Deutsche Bank is confirming that it will be parting company with 3,400 clients that have been determined to a strain on the bank’s bottom line, confirms the German institution’s CEO John Cryan in a message to employees dated Dec. 6.
The confirmation follows a report in The Wall Street Journal (WSJ) about the cost-cutting effort, which bank officials were declining to comment upon until Cryan’s acknowledgment.
The initial announcement took place last week via an internal memo to equity sales and sales trading staff, according to the WSJ.
“In Global Markets, we are parting with 3,400 trading clients,” Cryan says in his current statement. “What may appear to be bad news is actually the opposite. Garth Ritchie and his team took this deliberate step after recognizing that a high proportion of our revenue in this business is generated by a small number of clients. An essential part of our Strategy 2020 is to become focused and less complex. That’s why we will focus on clients that use and rate our services the most.”
Cutting clients such as hedge funds, as reported in the WSJ, is a component of a cost-reduction effort intended to help with long-term stability. In the past, the bank has noted that it would be trimming its list of trading clients, but gave no indication of the timing or depth of the severed business ties.
This latest move by Deutsche Bank follows another cost-cutting effort — the elimination of “another 1,000 jobs” after reaching an agreement with its group and general works councils “on role reductions in Germany.” The move is a key step in the bank’s Strategy 2020, which calls for the elimination of 9,000 people from its work force.
If the layoffs and wrenching business changes weren’t enough, negotiations have been underway since October between Deutsche Bank and the U.S. Department of Justice (DOJ) over an effort to resolve civil claims related to the German bank’s issuance and underwriting of residential mortgage-backed securities (RMBSes) and related securitization activities between 2005 and 2007.
The WSJ broke the story that delineated the settlement talks between the bank and the DOJ, including the potential penalty of $14 billion, which Deutsche Bank declared it would not pay.

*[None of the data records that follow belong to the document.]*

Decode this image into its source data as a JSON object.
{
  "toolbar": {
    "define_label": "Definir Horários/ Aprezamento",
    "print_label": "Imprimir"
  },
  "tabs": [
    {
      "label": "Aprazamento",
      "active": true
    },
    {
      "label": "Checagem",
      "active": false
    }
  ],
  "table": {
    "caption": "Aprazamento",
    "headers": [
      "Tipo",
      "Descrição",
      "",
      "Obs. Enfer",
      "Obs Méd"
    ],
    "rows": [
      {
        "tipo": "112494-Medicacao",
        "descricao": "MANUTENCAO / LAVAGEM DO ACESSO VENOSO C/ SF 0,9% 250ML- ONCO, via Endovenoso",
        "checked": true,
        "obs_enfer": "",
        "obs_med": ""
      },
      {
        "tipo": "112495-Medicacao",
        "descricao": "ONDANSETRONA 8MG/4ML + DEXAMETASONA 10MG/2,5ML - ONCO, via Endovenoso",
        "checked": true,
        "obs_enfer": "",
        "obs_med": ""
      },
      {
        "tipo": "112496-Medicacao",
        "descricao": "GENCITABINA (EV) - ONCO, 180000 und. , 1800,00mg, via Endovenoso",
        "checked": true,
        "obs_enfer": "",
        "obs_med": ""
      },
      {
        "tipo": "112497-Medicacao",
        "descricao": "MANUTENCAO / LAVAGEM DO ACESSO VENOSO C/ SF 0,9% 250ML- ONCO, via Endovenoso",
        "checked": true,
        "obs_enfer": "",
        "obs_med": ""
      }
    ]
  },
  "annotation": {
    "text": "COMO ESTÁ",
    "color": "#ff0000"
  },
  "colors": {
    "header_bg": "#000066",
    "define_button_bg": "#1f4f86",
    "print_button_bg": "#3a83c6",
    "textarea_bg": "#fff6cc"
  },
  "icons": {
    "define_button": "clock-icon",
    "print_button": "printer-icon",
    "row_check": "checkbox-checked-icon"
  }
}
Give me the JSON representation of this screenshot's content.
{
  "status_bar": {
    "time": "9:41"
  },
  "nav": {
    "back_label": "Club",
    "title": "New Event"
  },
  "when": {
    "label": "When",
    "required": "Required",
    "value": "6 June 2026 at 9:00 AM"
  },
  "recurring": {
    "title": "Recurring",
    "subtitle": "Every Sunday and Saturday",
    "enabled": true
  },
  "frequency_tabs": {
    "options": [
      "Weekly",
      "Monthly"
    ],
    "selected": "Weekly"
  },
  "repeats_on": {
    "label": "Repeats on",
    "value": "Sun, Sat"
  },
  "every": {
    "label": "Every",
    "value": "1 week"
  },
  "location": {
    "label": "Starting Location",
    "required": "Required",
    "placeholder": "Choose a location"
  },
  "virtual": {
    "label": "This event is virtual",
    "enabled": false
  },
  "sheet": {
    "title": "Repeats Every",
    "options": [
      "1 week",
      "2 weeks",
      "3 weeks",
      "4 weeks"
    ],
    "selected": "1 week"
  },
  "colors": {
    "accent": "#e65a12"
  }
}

“After announcing the agreements on the reduction of 3,000 jobs roles in June 2016, another 1,000 jobs will now be reduced,” according to a press release issued by the bank. “This brings the total number of role reductions in Germany to around 4,000. These are part of 9,000 jobs being reduced worldwide to make the Group more competitive as part of Strategy 2020.”
Bank officials add that the first round of “negotiated agreements in June” were mainly from the private and commercial banking business in Germany, and have been implemented. The negotiations for the second and third rounds “covered around 450 jobs” in the bank’s Chief Operating Office, an infrastructure function, according to the bank.
Other job cuts have come from the human resources department, Communications and Corporate Social Responsibility, Deutsche Asset Management, Global Markets and Corporate Finance and DB Research, the macroeconomic research unit, bank officials confirm.
“We’re now hitting the home stretch of a challenging year,” Cryan says in his December message. “Please remain as engaged as you have been. In recent weeks we have shown how resilient we are and this is very much a consequence of your commitment.”